Academic medical centers are channeling more of their efforts toward managed care, a national survey indicates.
Some 51% of the academic medical centers that responded to a survey sponsored by the University Hospital Consortium said they had formed a joint contracting point for all physician and hospital services as of late 1993. Only 30% of academic medical centers had done that in 1992, the Oak Brook, Ill.-based alliance said.
"This shows that we are getting a more organized approach," said Christine Malcolm, UHC's vice president for managed care. "Academic medical centers are showing a greater investment in managed care."
Academic centers have been criticized for being too complicated to deal with when it comes to managed care. But Ms. Malcolm said the joint contracting point offers "one-stop shopping" for payers.

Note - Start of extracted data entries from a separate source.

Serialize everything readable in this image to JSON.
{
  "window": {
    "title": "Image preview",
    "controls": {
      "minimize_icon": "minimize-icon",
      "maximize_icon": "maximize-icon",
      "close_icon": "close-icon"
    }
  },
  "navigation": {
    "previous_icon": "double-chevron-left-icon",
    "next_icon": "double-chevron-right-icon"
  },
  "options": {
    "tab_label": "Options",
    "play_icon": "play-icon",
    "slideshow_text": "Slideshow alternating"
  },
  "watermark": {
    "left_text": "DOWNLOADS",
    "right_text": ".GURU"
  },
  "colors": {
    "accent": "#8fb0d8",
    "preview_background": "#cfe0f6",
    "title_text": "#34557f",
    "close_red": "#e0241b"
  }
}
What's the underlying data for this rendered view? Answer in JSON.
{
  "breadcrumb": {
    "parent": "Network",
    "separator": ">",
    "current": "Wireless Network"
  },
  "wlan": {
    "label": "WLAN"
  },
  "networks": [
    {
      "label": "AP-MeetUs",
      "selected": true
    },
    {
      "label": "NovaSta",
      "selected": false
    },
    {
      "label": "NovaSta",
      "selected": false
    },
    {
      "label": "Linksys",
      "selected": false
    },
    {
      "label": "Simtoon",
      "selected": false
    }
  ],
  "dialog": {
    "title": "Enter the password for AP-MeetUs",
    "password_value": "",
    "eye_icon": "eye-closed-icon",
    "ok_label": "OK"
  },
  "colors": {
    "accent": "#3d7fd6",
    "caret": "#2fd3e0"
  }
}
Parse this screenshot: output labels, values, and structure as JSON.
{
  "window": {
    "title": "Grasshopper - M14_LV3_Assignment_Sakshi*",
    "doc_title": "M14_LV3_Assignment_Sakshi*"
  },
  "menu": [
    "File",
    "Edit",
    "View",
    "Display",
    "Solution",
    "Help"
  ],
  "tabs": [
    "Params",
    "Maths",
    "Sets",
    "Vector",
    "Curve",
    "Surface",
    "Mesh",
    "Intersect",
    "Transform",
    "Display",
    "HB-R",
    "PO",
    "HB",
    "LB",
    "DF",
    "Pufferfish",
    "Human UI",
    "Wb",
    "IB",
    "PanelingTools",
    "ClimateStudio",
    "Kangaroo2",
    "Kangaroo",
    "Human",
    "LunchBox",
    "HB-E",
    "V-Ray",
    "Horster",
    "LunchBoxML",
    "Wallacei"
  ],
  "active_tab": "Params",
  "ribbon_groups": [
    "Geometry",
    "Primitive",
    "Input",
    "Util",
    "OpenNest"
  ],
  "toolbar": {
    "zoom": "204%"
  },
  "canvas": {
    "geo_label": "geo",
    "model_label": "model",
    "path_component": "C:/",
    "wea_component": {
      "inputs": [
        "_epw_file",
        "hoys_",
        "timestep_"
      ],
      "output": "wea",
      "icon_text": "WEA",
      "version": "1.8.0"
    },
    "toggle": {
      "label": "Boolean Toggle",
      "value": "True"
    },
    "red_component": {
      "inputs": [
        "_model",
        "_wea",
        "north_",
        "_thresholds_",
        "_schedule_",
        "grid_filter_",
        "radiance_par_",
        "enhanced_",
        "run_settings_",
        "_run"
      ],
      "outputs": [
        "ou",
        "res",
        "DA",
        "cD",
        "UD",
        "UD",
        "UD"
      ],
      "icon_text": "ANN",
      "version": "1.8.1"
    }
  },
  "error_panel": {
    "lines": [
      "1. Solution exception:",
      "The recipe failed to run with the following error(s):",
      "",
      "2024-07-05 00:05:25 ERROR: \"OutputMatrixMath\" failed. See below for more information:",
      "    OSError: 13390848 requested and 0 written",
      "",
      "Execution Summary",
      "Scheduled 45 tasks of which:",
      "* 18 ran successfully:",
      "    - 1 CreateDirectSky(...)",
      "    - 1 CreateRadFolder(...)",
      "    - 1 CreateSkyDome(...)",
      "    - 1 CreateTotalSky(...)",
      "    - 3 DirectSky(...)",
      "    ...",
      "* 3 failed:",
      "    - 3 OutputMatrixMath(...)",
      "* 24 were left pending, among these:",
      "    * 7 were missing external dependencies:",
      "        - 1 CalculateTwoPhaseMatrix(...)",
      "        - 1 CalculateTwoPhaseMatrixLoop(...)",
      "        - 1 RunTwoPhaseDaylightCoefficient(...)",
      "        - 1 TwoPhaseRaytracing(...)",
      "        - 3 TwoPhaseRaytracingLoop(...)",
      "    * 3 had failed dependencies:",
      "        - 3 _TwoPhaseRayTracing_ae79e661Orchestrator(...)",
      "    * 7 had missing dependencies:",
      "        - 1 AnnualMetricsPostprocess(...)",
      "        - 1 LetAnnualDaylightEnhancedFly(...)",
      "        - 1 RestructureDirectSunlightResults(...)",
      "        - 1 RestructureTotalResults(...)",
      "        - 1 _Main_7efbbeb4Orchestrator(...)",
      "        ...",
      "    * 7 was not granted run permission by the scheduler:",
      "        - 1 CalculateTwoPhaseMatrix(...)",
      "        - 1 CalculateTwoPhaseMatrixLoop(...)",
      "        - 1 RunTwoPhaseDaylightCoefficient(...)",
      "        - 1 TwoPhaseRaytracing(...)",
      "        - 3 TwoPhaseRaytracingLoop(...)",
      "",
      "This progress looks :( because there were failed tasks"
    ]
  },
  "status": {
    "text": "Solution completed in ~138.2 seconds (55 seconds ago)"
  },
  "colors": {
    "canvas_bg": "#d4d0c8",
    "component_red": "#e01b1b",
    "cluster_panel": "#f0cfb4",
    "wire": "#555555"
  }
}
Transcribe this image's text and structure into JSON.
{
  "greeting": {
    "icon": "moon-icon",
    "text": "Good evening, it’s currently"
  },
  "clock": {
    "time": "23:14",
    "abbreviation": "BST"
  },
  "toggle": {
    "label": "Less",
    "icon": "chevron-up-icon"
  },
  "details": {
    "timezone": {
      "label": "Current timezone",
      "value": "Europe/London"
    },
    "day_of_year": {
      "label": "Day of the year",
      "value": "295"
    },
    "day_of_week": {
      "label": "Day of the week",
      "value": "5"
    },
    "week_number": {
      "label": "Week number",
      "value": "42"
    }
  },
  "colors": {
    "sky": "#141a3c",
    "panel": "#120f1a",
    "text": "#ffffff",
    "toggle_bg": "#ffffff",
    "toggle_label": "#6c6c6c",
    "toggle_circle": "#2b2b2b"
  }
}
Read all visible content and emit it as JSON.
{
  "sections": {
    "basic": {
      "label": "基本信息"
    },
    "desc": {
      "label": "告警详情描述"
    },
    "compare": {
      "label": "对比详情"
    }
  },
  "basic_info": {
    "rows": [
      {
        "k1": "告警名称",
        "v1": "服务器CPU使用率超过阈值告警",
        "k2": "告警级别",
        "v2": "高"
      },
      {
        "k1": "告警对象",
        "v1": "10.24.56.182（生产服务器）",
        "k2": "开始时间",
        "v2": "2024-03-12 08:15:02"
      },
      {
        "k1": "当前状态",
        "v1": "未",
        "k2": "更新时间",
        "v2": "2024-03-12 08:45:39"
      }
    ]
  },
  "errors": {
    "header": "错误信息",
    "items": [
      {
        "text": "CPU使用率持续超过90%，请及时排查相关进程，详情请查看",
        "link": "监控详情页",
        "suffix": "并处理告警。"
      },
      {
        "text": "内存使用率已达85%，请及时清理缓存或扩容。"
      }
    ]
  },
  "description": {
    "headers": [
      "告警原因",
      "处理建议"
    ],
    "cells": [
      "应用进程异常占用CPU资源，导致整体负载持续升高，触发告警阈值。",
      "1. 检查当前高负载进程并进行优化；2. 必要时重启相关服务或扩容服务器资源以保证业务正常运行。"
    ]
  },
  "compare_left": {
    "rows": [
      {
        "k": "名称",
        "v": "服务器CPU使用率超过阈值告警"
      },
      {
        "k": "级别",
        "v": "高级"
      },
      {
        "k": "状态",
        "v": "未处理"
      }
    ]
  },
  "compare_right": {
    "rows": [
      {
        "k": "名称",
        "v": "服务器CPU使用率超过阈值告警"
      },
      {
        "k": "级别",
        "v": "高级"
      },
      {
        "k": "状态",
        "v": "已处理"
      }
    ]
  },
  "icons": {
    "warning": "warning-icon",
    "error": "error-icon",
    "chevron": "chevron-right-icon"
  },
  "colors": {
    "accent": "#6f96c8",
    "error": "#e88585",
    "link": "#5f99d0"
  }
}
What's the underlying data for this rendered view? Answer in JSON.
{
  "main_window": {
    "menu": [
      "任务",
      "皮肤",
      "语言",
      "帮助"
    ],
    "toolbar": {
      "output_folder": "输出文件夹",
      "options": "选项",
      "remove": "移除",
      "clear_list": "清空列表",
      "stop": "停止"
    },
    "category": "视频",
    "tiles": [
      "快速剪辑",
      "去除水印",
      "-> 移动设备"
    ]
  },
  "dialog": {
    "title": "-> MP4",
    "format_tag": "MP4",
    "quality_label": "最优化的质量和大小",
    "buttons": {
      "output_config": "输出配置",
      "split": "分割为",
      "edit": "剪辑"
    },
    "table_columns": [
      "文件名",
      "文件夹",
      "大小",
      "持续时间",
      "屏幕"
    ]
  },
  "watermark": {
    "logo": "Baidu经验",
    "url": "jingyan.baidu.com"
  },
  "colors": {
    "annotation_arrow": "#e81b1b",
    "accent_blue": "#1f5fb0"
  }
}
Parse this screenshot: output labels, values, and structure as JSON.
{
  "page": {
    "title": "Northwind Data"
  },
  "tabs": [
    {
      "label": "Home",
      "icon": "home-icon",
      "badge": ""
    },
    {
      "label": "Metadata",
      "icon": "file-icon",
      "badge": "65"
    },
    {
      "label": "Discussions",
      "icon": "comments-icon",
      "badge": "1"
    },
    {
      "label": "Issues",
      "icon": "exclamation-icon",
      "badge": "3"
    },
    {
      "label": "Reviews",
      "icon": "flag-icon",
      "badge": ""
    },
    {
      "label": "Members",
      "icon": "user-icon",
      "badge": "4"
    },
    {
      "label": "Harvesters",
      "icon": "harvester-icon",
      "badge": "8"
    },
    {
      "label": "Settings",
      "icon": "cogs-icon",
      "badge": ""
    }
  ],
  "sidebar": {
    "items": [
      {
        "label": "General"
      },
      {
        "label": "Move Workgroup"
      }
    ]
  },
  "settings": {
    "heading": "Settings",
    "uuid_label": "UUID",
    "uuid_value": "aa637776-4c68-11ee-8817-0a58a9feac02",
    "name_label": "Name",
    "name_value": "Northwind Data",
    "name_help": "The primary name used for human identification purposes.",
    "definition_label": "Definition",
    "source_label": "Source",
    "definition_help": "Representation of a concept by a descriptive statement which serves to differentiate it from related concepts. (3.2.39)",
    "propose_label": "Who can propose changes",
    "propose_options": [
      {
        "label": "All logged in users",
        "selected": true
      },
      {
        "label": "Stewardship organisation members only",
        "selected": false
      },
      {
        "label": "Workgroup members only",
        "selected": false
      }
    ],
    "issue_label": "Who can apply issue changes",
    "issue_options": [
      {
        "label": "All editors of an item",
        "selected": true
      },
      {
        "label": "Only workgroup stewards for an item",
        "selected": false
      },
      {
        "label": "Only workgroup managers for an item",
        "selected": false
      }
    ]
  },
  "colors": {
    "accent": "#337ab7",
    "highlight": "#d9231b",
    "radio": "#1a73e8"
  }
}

The survey revealed academic medical centers are spending more money and personnel hours on managed care.
In 1993, the academic medical centers that responded to the survey boosted their managed-care budgets 55% to prepare for changes in coverage and increased their full-time employees 43% in areas that are responsible for managed-care contracting, Ms. Malcolm said.
The UHC released the results after 45 of their 63 members responded to the survey, which was distributed at the end of last year. There are now 65 members of UHC, a not-for-profit alliance of academic medical centers.
The survey also noted academic medical centers were building on the increased ability of their faculty practice plans to contract with managed-care organizations. Of the 45 respondents, 53% have practice plans contracting as a single organization. Meanwhile, 73% have practice plans able to assume coverage risks, and 53% have practice plans able to contract for primary care.